Lisbet serre les dents, réussi à se dresser sur ses deux jambes et commence par prendre la direction du salon de sa suite. En passant au niveau du cadre du dressing-room, la jeune femme inspire un bon coup et remet son épaule en place d'un violent coup contre le bois du montant. Cela est encore moins agréable que d'avoir l'épaule déboîtée, la douleur est plus fulgurante encore mais après c'est largement moins pire.

Une forme sombre bondit vers elle, elle a juste le temps de l'esquivé par une roulade au sol. Ce n'est pas un bipède mais bien ce foutu clébard. La Bête ne perd pas son temps et s'apprête à planter ses canines démesurées dans sa carotide. Lisbet bloque cette nouvelle attaque en bloquant la gueule du doberman boosté au Yu avec sa mains croisées et en lui enfonçant de toute ses forces son genoux dans le flanc a plusieurs reprise. Elle voyait déjà les gros titre du journal : « terreur dans un palace parisien, un Yudoberman massacre les clients, que fait le gouvernement ? ».

L'animal malgré les coups ne semble pas vouloir lâcher sa proie, Lisbet sent comme un picotement a l'arrière de son crane, comme si …..... oui elle le sent son Yu est de retour pas complètement mais … Elle se concentre sur le crayon toujours planté dans sa main droite, ce dernier bouge. Avec sa télékinésie elle le dégage de sa main et le plante dans l’œil du sac a puce mais ce dernier ne s'arrête pas, insensible. La fausse brune n'hésite pas alors et d'une dernière poussé télékinétique enfonce le crayon jusque la cavité crânienne du chien. Ce dernier s'écroule sur elle prit de derniers spasmes, Lisbet se dégage et se dit qu'elle pue la sueur, le chien et le sang, aucun déodorant n'arrivera à masquer l'odeur. 
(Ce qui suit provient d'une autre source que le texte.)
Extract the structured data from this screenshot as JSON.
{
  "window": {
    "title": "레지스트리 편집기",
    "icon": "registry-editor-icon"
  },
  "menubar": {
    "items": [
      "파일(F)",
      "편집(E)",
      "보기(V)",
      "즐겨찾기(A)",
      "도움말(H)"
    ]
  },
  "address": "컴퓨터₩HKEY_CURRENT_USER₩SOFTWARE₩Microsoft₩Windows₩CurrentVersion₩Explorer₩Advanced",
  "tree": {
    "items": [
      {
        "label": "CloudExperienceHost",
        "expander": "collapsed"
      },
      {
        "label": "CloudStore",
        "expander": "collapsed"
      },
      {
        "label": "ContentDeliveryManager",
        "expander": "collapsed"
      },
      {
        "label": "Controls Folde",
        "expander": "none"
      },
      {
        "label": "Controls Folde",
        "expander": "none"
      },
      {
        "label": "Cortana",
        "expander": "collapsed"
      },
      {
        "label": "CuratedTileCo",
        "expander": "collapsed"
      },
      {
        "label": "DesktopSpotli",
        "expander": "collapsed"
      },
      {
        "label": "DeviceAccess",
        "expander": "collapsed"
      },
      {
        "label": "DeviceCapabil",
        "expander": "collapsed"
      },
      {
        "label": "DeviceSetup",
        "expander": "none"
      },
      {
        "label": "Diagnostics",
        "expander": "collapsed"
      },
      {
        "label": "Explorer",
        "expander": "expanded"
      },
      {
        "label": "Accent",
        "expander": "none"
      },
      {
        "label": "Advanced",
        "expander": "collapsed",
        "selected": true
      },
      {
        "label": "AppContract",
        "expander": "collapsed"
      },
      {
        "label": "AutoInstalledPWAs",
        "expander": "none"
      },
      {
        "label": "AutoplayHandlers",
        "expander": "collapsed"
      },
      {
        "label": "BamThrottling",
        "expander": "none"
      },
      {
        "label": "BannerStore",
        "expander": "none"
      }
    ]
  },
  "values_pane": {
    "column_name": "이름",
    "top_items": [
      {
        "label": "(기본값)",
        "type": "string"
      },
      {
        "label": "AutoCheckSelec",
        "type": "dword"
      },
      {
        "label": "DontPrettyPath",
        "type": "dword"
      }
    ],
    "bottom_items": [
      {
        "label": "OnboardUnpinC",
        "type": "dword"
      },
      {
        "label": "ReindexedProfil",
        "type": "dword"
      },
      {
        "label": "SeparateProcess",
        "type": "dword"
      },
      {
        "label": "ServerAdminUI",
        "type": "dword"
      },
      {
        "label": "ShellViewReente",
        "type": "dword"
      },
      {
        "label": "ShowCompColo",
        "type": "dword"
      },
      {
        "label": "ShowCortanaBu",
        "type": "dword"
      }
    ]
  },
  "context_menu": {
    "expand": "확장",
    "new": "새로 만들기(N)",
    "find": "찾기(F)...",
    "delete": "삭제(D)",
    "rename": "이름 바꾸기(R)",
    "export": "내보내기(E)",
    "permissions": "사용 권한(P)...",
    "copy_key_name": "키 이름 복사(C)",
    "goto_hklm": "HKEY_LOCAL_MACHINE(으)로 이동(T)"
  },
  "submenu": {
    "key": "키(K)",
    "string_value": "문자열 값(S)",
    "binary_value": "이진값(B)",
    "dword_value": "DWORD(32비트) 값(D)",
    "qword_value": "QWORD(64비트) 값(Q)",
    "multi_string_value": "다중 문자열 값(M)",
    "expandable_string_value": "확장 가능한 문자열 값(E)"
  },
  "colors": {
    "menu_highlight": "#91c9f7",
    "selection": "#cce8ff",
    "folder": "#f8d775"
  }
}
D'un dernier regard vers sa chambre et elle trouve l'origine du sang, une femme et un homme dévêtue gisent sur le lit. Lisbet n'a aucun souvenir de les avoirs fait monter, d’ailleurs elle se souvient toujours pas de la fin de son dîner....La porte menant a la suite s’ouvre brutalement défoncé a coup de bélier. La boss écoute son instinct et se précipite vers le balcon, quand une violente décharge électrique la stoppe dans son élan. La suite est investit par des hommes du GIGN ou du moins ils sont habillés comme tel.